Fraud and fraud protection

• Make sure that tools for detecting financial fraud are available and working correctly, such as monitoring for anomalous transactions and suspicious activities.

• Check the suspicious activity notification system and the ability to temporarily block transactions until the circumstances are clarified.

• Make sure that the algorithms and rules for automatically identifying suspicious activity are working.

• Make sure the system can quickly block suspicious activity. Test escalation and notification scenarios.

There are scams on platforms. Let’s say a webmaster brought in an average of 100 leads, but suddenly started bringing in 1000. This is suspicious activity and a reason to check whether the statistics are being inflated. Managers do this, but it is useful for a tester to know what types of fraud exist and how to detect it.

Traffic quality problems

Low-quality traffic: high bounce rate, short session duration – does not lead to the expected conversions. Therefore, the tester must monitor the quality of sources and requests.

Carefully analyze traffic sources to identify sites with a high bounce rate and low conversion – statistics and comparison with identical types of traffic from other webmasters will help with this.

You can also set up filters to reject suspicious requests. But we advise you to make a decision about this together with your team. If we see suspicious activity, we contact a special department.

Privacy Policy and Legal Compliance

Scalability

• Together with a load testing specialist, evaluate system performance under high traffic.

• Check the performance of databases with a large volume of rows (this is important if you work on a large platform where advertisers upload a lot of information). We upload data on a project and see how much memory gets clogged and the system crashes.

Query and index optimization is usually done by developers. But if the tester has these competencies and is familiar with the topic, he can do it himself (so as not to transfer the task back and forth and waste time).

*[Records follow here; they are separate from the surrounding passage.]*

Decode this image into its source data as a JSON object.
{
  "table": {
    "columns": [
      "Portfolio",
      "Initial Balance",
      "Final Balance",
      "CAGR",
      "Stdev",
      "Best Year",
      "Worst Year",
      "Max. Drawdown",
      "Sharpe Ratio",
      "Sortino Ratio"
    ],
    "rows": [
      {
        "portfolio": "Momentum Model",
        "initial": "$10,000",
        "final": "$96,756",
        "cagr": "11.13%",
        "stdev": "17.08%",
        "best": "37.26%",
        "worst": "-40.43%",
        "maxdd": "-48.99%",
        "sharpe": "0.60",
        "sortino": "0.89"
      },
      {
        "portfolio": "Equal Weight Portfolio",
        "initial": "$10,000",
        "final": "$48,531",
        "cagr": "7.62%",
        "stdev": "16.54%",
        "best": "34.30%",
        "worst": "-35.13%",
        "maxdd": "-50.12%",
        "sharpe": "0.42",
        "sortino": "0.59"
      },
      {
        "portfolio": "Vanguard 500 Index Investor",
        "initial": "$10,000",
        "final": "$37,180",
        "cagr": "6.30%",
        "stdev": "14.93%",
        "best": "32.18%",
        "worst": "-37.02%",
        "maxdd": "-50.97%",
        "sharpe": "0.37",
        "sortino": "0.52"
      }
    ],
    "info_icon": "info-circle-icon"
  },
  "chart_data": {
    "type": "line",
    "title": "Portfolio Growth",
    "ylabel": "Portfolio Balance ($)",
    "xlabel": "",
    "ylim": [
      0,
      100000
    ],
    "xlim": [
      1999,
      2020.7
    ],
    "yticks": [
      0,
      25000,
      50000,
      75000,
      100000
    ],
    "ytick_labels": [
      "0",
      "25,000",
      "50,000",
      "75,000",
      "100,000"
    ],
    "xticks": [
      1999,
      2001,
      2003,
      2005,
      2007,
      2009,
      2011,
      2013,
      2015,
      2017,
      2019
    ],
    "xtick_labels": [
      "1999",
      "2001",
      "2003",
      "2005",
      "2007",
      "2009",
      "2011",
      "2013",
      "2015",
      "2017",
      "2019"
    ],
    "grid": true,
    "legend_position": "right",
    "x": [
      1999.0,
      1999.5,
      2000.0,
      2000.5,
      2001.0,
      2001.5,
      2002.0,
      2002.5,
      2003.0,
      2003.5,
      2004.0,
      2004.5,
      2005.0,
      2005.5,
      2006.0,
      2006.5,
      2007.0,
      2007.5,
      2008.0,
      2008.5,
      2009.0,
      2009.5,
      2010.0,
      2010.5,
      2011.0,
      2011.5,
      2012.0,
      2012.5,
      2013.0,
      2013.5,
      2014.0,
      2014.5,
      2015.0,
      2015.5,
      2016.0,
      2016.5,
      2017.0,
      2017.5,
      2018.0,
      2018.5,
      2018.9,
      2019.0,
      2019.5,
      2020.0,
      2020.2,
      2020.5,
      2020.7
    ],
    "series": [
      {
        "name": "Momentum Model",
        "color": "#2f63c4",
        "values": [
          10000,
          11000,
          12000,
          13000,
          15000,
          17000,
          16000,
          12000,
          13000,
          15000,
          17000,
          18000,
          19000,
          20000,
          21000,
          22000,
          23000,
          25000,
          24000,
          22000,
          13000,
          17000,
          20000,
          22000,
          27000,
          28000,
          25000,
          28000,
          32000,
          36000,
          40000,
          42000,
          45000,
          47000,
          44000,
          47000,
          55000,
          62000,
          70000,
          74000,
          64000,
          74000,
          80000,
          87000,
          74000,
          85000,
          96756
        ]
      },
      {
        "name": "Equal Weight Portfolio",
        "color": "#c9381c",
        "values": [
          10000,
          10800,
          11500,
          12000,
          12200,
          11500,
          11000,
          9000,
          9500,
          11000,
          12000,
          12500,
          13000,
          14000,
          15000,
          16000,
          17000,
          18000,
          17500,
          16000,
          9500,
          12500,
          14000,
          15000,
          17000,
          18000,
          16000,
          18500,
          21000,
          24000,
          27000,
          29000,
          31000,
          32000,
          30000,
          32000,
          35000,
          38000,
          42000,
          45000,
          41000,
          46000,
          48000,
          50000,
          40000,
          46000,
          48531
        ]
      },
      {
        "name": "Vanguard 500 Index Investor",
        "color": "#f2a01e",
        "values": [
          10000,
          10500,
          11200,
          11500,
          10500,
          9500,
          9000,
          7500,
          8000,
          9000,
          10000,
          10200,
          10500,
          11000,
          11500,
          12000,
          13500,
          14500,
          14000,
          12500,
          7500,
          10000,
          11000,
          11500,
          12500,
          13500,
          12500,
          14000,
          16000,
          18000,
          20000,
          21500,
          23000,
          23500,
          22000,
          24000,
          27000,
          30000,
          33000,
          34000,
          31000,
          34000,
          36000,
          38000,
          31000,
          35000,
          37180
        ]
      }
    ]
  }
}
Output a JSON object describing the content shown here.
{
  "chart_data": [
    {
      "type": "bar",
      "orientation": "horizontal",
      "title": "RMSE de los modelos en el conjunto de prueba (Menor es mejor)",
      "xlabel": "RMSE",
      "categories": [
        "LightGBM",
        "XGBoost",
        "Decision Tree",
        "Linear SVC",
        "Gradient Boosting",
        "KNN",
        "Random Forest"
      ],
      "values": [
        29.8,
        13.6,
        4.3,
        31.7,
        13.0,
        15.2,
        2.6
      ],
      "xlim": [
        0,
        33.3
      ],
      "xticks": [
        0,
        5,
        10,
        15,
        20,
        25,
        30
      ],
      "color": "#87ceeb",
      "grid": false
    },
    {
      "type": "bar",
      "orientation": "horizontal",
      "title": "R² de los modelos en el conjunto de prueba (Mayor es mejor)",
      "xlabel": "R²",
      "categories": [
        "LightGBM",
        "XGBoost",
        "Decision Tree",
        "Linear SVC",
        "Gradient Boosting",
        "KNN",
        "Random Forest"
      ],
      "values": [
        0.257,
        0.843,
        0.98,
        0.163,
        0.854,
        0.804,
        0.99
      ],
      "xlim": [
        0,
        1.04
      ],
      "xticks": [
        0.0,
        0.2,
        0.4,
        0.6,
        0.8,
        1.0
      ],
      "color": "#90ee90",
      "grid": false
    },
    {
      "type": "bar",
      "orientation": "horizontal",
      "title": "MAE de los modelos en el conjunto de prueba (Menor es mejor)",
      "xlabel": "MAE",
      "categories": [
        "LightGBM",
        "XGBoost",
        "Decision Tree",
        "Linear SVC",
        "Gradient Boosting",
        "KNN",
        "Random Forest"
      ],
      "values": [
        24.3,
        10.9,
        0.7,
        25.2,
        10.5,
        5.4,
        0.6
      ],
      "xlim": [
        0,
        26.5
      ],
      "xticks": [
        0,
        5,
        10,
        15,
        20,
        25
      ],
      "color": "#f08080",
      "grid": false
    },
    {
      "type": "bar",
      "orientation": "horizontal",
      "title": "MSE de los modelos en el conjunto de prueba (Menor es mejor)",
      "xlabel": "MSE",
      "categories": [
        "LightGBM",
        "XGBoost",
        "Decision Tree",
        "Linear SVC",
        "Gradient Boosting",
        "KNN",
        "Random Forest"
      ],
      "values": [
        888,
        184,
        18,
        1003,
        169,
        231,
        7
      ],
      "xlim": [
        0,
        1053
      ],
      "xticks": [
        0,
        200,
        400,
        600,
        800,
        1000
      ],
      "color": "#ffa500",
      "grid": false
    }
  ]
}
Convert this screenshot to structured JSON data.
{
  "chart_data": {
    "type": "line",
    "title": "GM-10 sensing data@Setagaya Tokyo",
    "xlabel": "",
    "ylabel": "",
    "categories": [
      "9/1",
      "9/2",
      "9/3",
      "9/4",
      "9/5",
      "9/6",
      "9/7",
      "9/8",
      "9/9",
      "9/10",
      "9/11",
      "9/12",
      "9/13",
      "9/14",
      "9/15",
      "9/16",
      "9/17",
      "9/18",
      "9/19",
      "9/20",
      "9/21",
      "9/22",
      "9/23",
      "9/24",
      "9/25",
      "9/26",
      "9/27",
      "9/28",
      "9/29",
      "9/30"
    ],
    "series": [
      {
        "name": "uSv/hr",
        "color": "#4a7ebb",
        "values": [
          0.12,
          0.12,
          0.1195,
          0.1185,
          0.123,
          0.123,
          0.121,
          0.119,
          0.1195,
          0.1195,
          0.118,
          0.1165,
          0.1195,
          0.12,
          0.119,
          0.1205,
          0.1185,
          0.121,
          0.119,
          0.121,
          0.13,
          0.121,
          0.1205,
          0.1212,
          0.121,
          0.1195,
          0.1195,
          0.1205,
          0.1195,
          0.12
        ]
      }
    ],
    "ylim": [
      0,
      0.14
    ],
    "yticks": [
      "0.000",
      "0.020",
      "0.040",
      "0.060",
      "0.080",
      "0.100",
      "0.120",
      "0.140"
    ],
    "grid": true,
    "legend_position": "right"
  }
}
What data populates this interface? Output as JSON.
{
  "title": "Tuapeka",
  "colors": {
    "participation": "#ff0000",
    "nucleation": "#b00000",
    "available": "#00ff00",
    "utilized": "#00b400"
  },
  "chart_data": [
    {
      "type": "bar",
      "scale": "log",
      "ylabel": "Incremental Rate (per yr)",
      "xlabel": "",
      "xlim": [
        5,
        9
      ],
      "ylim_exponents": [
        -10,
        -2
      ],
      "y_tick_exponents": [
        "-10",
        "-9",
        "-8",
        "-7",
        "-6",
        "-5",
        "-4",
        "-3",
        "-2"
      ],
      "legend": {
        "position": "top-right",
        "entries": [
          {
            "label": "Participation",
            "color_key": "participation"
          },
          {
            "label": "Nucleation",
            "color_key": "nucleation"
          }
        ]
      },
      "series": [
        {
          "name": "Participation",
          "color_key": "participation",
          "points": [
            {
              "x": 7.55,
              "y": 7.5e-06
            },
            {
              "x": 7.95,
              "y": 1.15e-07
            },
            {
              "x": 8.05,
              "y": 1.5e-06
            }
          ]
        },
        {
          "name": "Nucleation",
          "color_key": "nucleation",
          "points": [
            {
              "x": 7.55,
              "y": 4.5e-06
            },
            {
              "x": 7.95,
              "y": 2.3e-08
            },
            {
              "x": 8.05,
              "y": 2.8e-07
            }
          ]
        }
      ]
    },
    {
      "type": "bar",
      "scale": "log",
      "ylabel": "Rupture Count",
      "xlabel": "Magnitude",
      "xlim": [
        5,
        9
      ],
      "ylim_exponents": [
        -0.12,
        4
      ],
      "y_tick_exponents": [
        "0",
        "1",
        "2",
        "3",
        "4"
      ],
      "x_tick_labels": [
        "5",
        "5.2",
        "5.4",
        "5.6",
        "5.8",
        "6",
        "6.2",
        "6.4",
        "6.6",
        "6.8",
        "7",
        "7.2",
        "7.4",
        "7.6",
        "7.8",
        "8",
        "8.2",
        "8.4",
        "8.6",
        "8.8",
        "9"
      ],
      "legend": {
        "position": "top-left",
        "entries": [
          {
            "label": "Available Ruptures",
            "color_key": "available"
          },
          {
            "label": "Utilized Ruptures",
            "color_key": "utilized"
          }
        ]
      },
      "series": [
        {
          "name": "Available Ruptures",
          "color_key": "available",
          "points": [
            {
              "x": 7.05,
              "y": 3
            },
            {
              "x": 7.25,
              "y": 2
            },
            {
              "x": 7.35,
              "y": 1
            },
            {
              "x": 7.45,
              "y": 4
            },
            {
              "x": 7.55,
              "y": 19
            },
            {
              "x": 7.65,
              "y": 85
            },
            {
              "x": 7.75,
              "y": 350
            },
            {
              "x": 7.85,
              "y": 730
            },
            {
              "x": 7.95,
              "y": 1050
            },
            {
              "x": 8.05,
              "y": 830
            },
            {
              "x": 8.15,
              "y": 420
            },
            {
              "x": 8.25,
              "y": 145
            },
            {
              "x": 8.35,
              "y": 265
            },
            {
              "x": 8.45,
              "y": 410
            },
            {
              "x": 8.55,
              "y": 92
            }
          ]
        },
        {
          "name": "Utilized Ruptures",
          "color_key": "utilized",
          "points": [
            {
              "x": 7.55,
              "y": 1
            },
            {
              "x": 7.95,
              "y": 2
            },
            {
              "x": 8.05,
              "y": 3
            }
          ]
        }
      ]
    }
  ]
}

Test automation and error handling and prevention

Manual testing specialists, especially juniors and middles, usually do not do this – these are the tasks of autotesters, developers and devops. But it’s useful to know what work is being done and who to go to if you have any questions or errors. What to pay attention to:

• development of scripts for standard processes (registration, purchase, subscription);

• inclusion of automated tests in CI/CD;

• setting up a logging system to record all important events;

• setting up monitoring systems to identify and eliminate anomalies.

What's left to say

Our department has existed for two years. During this time, we have already taken six CPA projects for testing. Some remain at the MVP level, while others have just appeared and will work as a large platform.

To cover all of the above points, you need a large and complex team: manual and automation testers, performance and security testers. Two years ago, CPA projects tested our projects and integrators, a year ago there were three testers for three projects, now there are four permanent testing projects – five manual and one automated. And the team is still growing and will continue to grow.

Below I will show a graph with bugs. Peaks are when big new features were introduced and bugs appeared during their development. The graph shows that the number of errors is going downwards, which makes me and the team incredibly happy.